From what I have seen at SFGH, NICUs often have a lot of machines and cords.  Depending on how sick or preterm the baby is, they may be laying in an isolette (an incubator with controlled temperature, humidity and oxygen levels and places for you to reach your hands in to) or they may just be laying on a small bed.  Many hospitals (like SFGH) have recliners that parents and visitors can sit in.  Some hospitals have beds for parents to sleep in next to their babies.  Sometimes these are in the same room with as the baby and sometimes they are in a room nearby.  Sue mentions that there may be a Ronald McDonald house near the hospital that you can stay in at a relatively cheap rate.  Unfortunately, for a variety of reasons, some parents are unable to stay with the babies in the NICU, and so some hospitals have volunteers hold and interact with the babies as this is very good for their development.  This is what I do on occasion at SFGH.

What emotions may you experience throughout your time in the NICU?

Emotions of those whose babies end up in the NICU have often been described as a roller coaster. Many of these emotions can be felt at the same time. Sue mentions the first potential emotion: shattered dreams. Your dreams of having and immediately taking home a healthy baby are shattered. She also mentions that depression is 2/3 times higher and can last up to two years after delivery for NICU parents. Unfortunately parents who are depressed tend not to be as interactive with their babies, which leads to slower development for the baby. NICU parents can also get post traumatic stress disorder (PTSD) with the trauma of intimidating hospital equipment and having a baby in the NICU as just a few examples of reasons for this PTSD. It’s important to talk about the feelings you have while in the NICU.

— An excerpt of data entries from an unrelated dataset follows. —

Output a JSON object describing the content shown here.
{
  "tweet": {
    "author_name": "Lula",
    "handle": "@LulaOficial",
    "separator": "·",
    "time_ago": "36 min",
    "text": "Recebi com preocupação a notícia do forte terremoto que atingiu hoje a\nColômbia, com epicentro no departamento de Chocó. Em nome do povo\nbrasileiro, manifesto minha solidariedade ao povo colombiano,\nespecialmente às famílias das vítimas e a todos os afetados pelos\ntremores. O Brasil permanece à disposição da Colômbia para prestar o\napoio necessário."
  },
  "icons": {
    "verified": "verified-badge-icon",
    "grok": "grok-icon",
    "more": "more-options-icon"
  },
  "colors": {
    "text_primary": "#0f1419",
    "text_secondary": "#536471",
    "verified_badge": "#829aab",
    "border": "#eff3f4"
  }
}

There are also things that you will celebrate in the NICU that you might not otherwise. In the Motherbirth episode, Ingrid talks about the excitement and joy she felt when she was told she would be able to hold her baby for the first time: running to take a shower and get prepared for the event. The host of Motherbirth describes the feelings as being similar to going on a first date. Ingrid also talks about the power she felt with being able to help other parents go through the situations she had already been through.